The system that IDC supplied to France differs in that the hardware had to work with the existing site-wide SCADA system, which was already being used to provide some supply chain visibility. To solve this problem an OPC server enables integration with the plant-wide SCADA. The OPC server also enables new ZigBee wireless devices, such as pull cords and pushbuttons, to be seamlessly added to the system.
The Pull Cord’s were provided ready-integrated with a simple wireless switch interface, the ZB107. This can accommodate up to 16V-free digital inputs, but in this configuration it was simply a self-contained solution comprising a Pull Switch bolted to the wireless module.
Other areas of the French plant use the hand held pushbutton (ZB102) which provides a customisable membrane keypad with more key options in a single self contained rugged enclosure. A key benefit of this for the automotive manufacturer is that it is small enough to be carried by forklift operators. Moreover, the network created by the wireless infrastructure means that the forklift operators can continue to interact with the supply chain system wherever they are on site.

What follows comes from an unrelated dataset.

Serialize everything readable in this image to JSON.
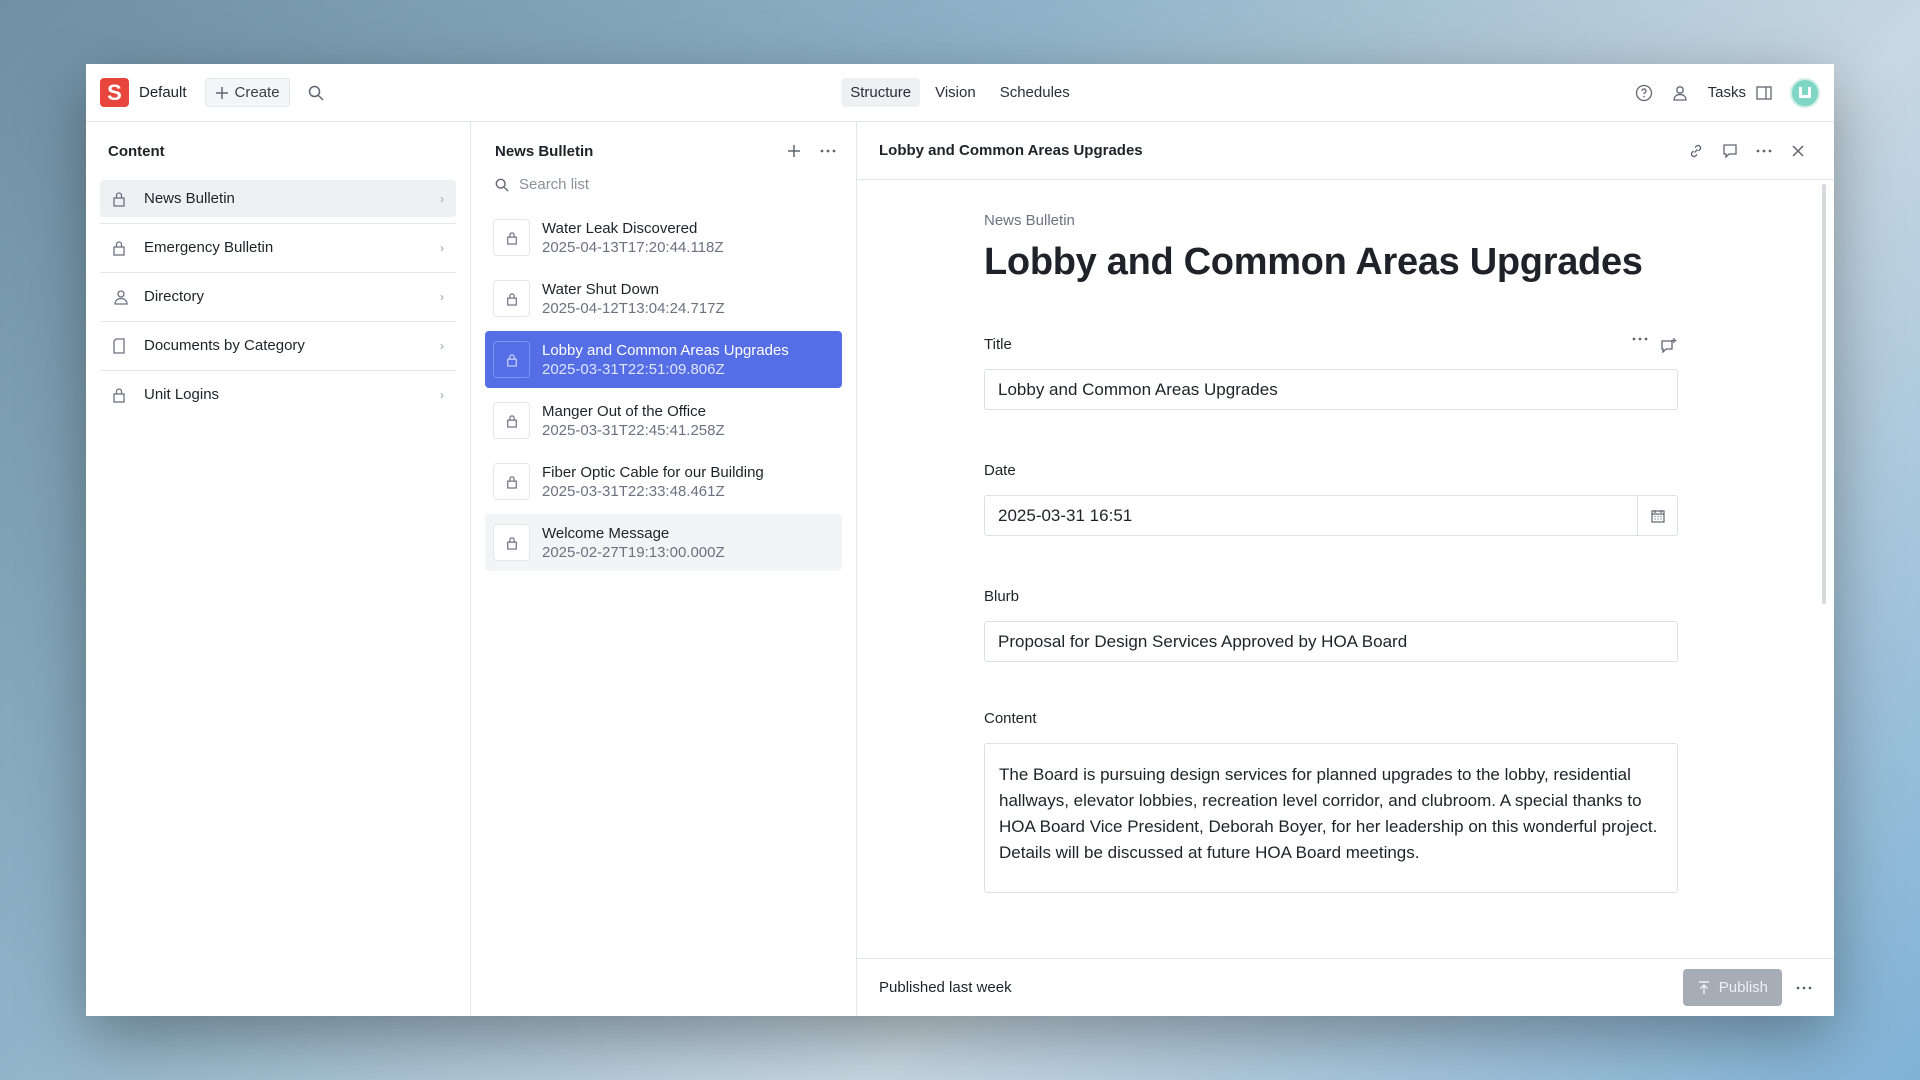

“By using mobile ZigBee technology, manufacturers, warehousing and logistics companies and distribution specialists can overcome the problems of inflexibility and integration problems experienced with fixed tracking systems,” said Kevin Buckley, MD of IDC. “Each ZigBee module its own in-built location engine, which we are using to provide an estimate of position; so we can track cars, operators, vehicles, parts, in fact almost anything, simply by attaching a mobile ZigBee node. What this enables us to do is to bring a dynamic to all systems, operations and parts, providing up-to-date, interactive, data that can be directly interfaced to a manufacturer’s mainframe. This is not just another ‘Real Time Location System’ as there is a full suite of products which all run on the same infrastructure, providing a cost effective alternative to traditional techniques for manufacturing logistics and supply chain data capture.”